Monday, January 29, 2018

Navel-Gazing

People go on about football, baseball, and soccer being America's favorite pastime. I've always been a hold-out for Hockey myself...I can't say that I really know anything about the sport, but I enjoy watching it when it's on and saying I like hockey keeps people from thinking that I'm completely bizarre. The thing is, I know a lot of people like me who only have a tenuous appreciation for professional sports. I know many more who deliberately look up the scores just so they can act like they are a casual fan. (This confession is always delivered with a lot of neck rubbing and ah-shucks-you-caught-me facial expressions.)

It's all some sort of bizarre social scam, I think, that everyone has to find a sport to line up behind...it's like declaring a tribal identity. Now you true sports fans out there, that's lovely, glad you enjoy watching grown people chase around balls, pucks, and birdies for millions of dollars a year, but that just can't be everyone's cup of tea, now can it?

I think we American's have a more universal national past-time: the art of navel-gazing.

Think about it. As a culture we spend an inordinate amount of time worried about how we compare to others, deciding there's a problem, and then trying blindly to fix it. It wouldn't be so bad if we didn't go half-cocked with incomplete information. Most Americans spend time in therapy or some sort of support group at some point during their lives. Quite a few of them end up on medications. (There's definitely a point where therapy and meds are necessary things, but I think we tend to over-apply it.) Self-reflection is a wonderful thing, but it seems like we can't engage in it without an audience.

Just look at all the blogs floating around out there (this one included of course).
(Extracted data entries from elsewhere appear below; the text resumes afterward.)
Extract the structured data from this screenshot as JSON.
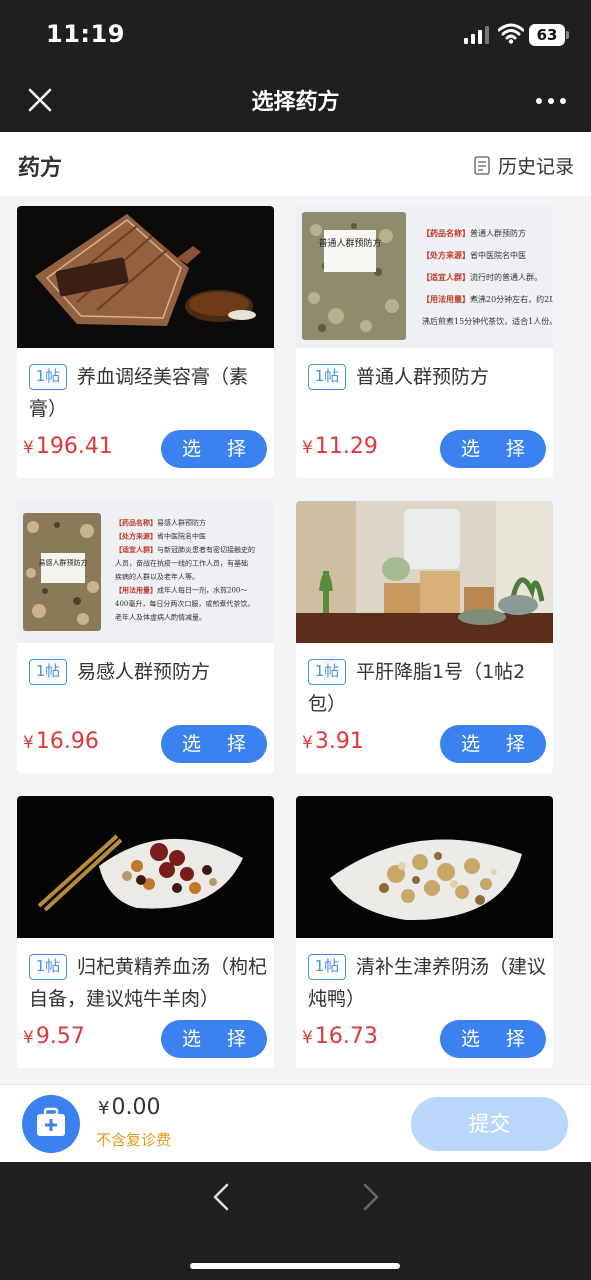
{
  "status_bar": {
    "time": "11:19",
    "battery": "63"
  },
  "nav": {
    "title": "选择药方"
  },
  "section": {
    "title": "药方",
    "history_label": "历史记录"
  },
  "products": [
    {
      "tag": "1帖",
      "name": "养血调经美容膏（素膏）",
      "price": "196.41",
      "button": "选 择",
      "image": "tea-paste-fan"
    },
    {
      "tag": "1帖",
      "name": "普通人群预防方",
      "price": "11.29",
      "button": "选 择",
      "image": "herb-bag-label",
      "image_text": {
        "bag_label": "普通人群预防方",
        "lines": [
          [
            "【药品名称】",
            "普通人群预防方"
          ],
          [
            "【处方来源】",
            "省中医院名中医"
          ],
          [
            "【适宜人群】",
            "流行时的普通人群。"
          ],
          [
            "【用法用量】",
            "煮沸20分钟左右，约2L锅"
          ],
          [
            "",
            "沸后煎煮15分钟代茶饮，适合1人份。"
          ]
        ]
      }
    },
    {
      "tag": "1帖",
      "name": "易感人群预防方",
      "price": "16.96",
      "button": "选 择",
      "image": "herb-bag-label",
      "image_text": {
        "bag_label": "易感人群预防方",
        "lines": [
          [
            "【药品名称】",
            "易感人群预防方"
          ],
          [
            "【处方来源】",
            "省中医院名中医"
          ],
          [
            "【适宜人群】",
            "与新冠肺炎患者有密切接触史的"
          ],
          [
            "",
            "人员，奋战在抗疫一线的工作人员，有基础"
          ],
          [
            "",
            "疾病的人群以及老年人等。"
          ],
          [
            "【用法用量】",
            "成年人每日一剂，水煎200～"
          ],
          [
            "",
            "400毫升，每日分两次口服，或煎煮代茶饮。"
          ],
          [
            "",
            "老年人及体虚病人酌情减量。"
          ]
        ]
      }
    },
    {
      "tag": "1帖",
      "name": "平肝降脂1号（1帖2包）",
      "price": "3.91",
      "button": "选 择",
      "image": "tea-table"
    },
    {
      "tag": "1帖",
      "name": "归杞黄精养血汤（枸杞自备，建议炖牛羊肉）",
      "price": "9.57",
      "button": "选 择",
      "image": "leaf-plate-red"
    },
    {
      "tag": "1帖",
      "name": "清补生津养阴汤（建议炖鸭）",
      "price": "16.73",
      "button": "选 择",
      "image": "leaf-plate-herbs"
    }
  ],
  "footer": {
    "total": "0.00",
    "currency": "¥",
    "fee_note": "不含复诊费",
    "submit_label": "提交"
  },
  "colors": {
    "accent": "#3b82f0",
    "price": "#e0373a",
    "note": "#e79a1b",
    "submit_disabled": "#b9d6fb"
  }
}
There are whole genres of navel gazing blogs out there: weight-loss blogs, spiritual quote blogs, mommy and me blogs, food photo blogs, and fitness blogs just to name a few. The art of the diary isn't gone, it's just gone public.

We love talking about ourselves and examining ourselves. I love usage stat pages, for instance. I look at my blog stats frequently. I just found Goodreads's reading stats pages. There are all kinds of nifty things in there. I've already read 5585 pages this year, for example. It also turns out that in the last three years or so since I started recording my reading consistently, I've read more Garth Nix books than any other author. They also have a nifty little scatter plot that charts publishing dates, which is cool. It doesn't matter and it doesn't mean anything, but I find this way more absorbing than the impending March Madness shenanigans coming up.